Is the True clause considered the proof of resolution refutation

Question

So, basically I have the sentence $$ (P \Rightarrow (Q \Rightarrow R)) \Rightarrow ((P \Rightarrow Q) \Rightarrow (P \Rightarrow R))$$ and it was asked to prove it by resolution refutation. On the last step, I found three different clauses, all true (i.e. contain stuffs like $\alpha \lor \neg \alpha \lor ...$). So, basically I obtain something like $ True \land True \land True$. It seems that WolphramAlpha confirm my results (see here). I knew that I had to derive the empty clause; so what about this case? Is it $True$ considered a proof?

Answer 1

As said in a comment, if you have applied correct transformations and showed "that this expression results in $TRUE$, that shows this is a tautology".

Resolution, as you says in your comment, is a method used to prove : $\alpha \vDash \beta$, showing the unsatisfiability of $\alpha \land \lnot \beta$.

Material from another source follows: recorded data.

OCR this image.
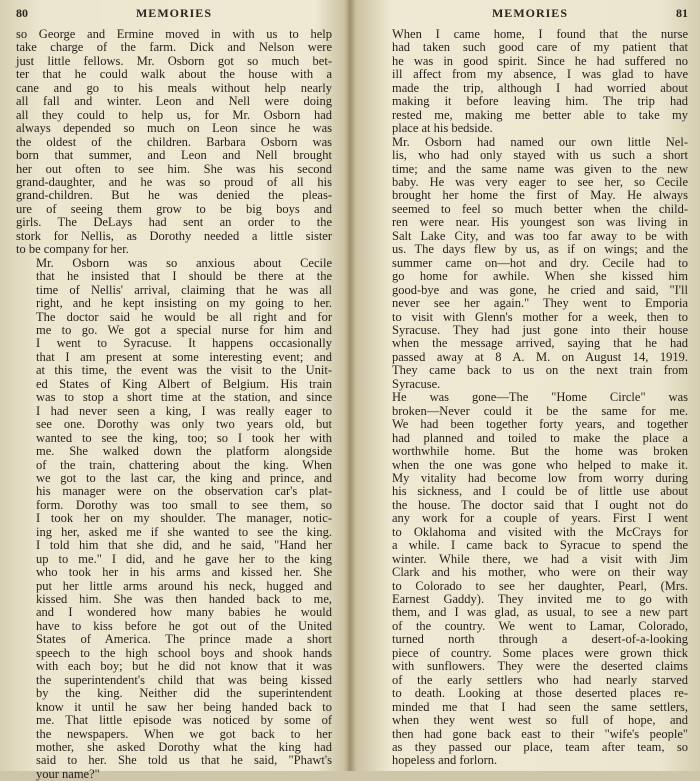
MEMORIES
80

so George and Ermine moved in with us to help
take charge of the farm. Dick and Nelson were
just little fellows. Mr. Osborn got so much bet-
ter that he could walk about the house with a
cane and go to his meals without help nearly
all fall and winter. Leon and Nell were doing
all they could to help us, for Mr. Osborn had
always depended so much on Leon since he was
the oldest of the children. Barbara Osborn was
born that summer, and Leon and Nell brought
her out often to see him. She was his second
grand-daughter, and he was so proud of all his
grand-children. But he was denied the pleas-
ure of seeing them grow to be big boys and
girls. The DeLays had sent an order to the
stork for Nellis, as Dorothy needed a little sister
to be company for her.

Mr. Osborn was so anxious about Cecile
that he insisted that I should be there at the
time of Nellis' arrival, claiming that he was all
right, and he kept insisting on my going to her.
The doctor said he would be all right and for
me to go. We got a special nurse for him and
I went to Syracuse. It happens occasionally
that I am present at some interesting event; and
at this time, the event was the visit to the Unit-
ed States of King Albert of Belgium. His train
was to stop a short time at the station, and since
I had never seen a king, I was really eager to
see one. Dorothy was only two years old, but
wanted to see the king, too; so I took her with
me. She walked down the platform alongside
of the train, chattering about the king. When
we got to the last car, the king and prince, and
his manager were on the observation car's plat-
form. Dorothy was too small to see them, so
I took her on my shoulder. The manager, notic-
ing her, asked me if she wanted to see the king.
I told him that she did, and he said, "Hand her
up to me." I did, and he gave her to the king
who took her in his arms and kissed her. She
put her little arms around his neck, hugged and
kissed him. She was then handed back to me,
and I wondered how many babies he would
have to kiss before he got out of the United
States of America. The prince made a short
speech to the high school boys and shook hands
with each boy; but he did not know that it was
the superintendent's child that was being kissed
by the king. Neither did the superintendent
know it until he saw her being handed back to
me. That little episode was noticed by some of
the newspapers. When we got back to her
mother, she asked Dorothy what the king had
said to her. She told us that he said, "Phawt's
your name?"

MEMORIES	81

When I came home, I found that the nurse
had taken such good care of my patient that
he was in good spirit. Since he had suffered no
ill affect from my absence, I was glad to have
made the trip, although I had worried about
making it before leaving him. The trip had
rested me, making me better able to take my
place at his bedside.

Mr. Osborn had named our own little Nel-
lis, who had only stayed with us such a short
time; and the same name was given to the new
baby. He was very eager to see her, so Cecile
brought her home the first of May. He always
seemed to feel so much better when the child-
ren were near. His youngest son was living in
Salt Lake City, and was too far away to be with
us. The days flew by us, as if on wings; and the
summer came on—hot and dry. Cecile had to
go home for awhile. When she kissed him
good-bye and was gone, he cried and said, "I'll
never see her again." They went to Emporia
to visit with Glenn's mother for a week, then to
Syracuse. They had just gone into their house
when the message arrived, saying that he had
passed away at 8 A. M. on August 14, 1919.
They came back to us on the next train from
Syracuse.

He was gone—The "Home Circle" was
broken—Never could it be the same for me.
We had been together forty years, and together
had planned and toiled to make the place a
worthwhile home. But the home was broken
when the one was gone who helped to make it.
My vitality had become low from worry during
his sickness, and I could be of little use about
the house. The doctor said that I ought not do
any work for a couple of years. First I went
to Oklahoma and visited with the McCrays for
a while. I came back to Syracue to spend the
winter. While there, we had a visit with Jim
Clark and his mother, who were on their way
to Colorado to see her daughter, Pearl, (Mrs.
Earnest Gaddy). They invited me to go with
them, and I was glad, as usual, to see a new part
of the country. We went to Lamar, Colorado,
turned north through a desert-of-a-looking
piece of country. Some places were grown thick
with sunflowers. They were the deserted claims
of the early settlers who had nearly starved
to death. Looking at those deserted places re-
minded me that I had seen the same settlers,
when they went west so full of hope, and
then had gone back east to their "wife's people"
as they passed our place, team after team, so
hopeless and forlorn.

But $\alpha \vDash \beta$ iff $\vDash \alpha \rightarrow \beta$, and $\alpha \rightarrow \beta \equiv \lnot (\alpha \land \lnot \beta)$.

Thus, showing with Resolution the unsatisfiability of $\alpha \land \lnot \beta$ is enough to prove $\vDash \alpha \rightarrow \beta$.

In order to apply Resolution to :

$(P⇒(Q⇒R))⇒((P⇒Q)⇒(P⇒R))$

we have to convert it (see your previous post) into :

$(P⇒(Q⇒R)) \land \lnot ((P⇒Q)⇒(P⇒R))$

that is :

$(\lnot P \lor \lnot Q \lor R) \land \lnot (\lnot (\lnot P \lor Q) \lor (\lnot P \lor R))$

i.e. :

$(\lnot P \lor \lnot Q \lor R) \land (\lnot P \lor Q) \land P \land \lnot R$.

This is in CNF and we have to re-write it as a set of clauses :

$\{ \lnot P \lor \lnot Q \lor R, \lnot P \lor Q, P, \lnot R \}$.

Now :

The resolution rule is applied to all possible pairs of clauses that contain complementary literals. After each application of the resolution rule, the resulting sentence is simplified by removing repeated literals [trying to derive] the empty clause.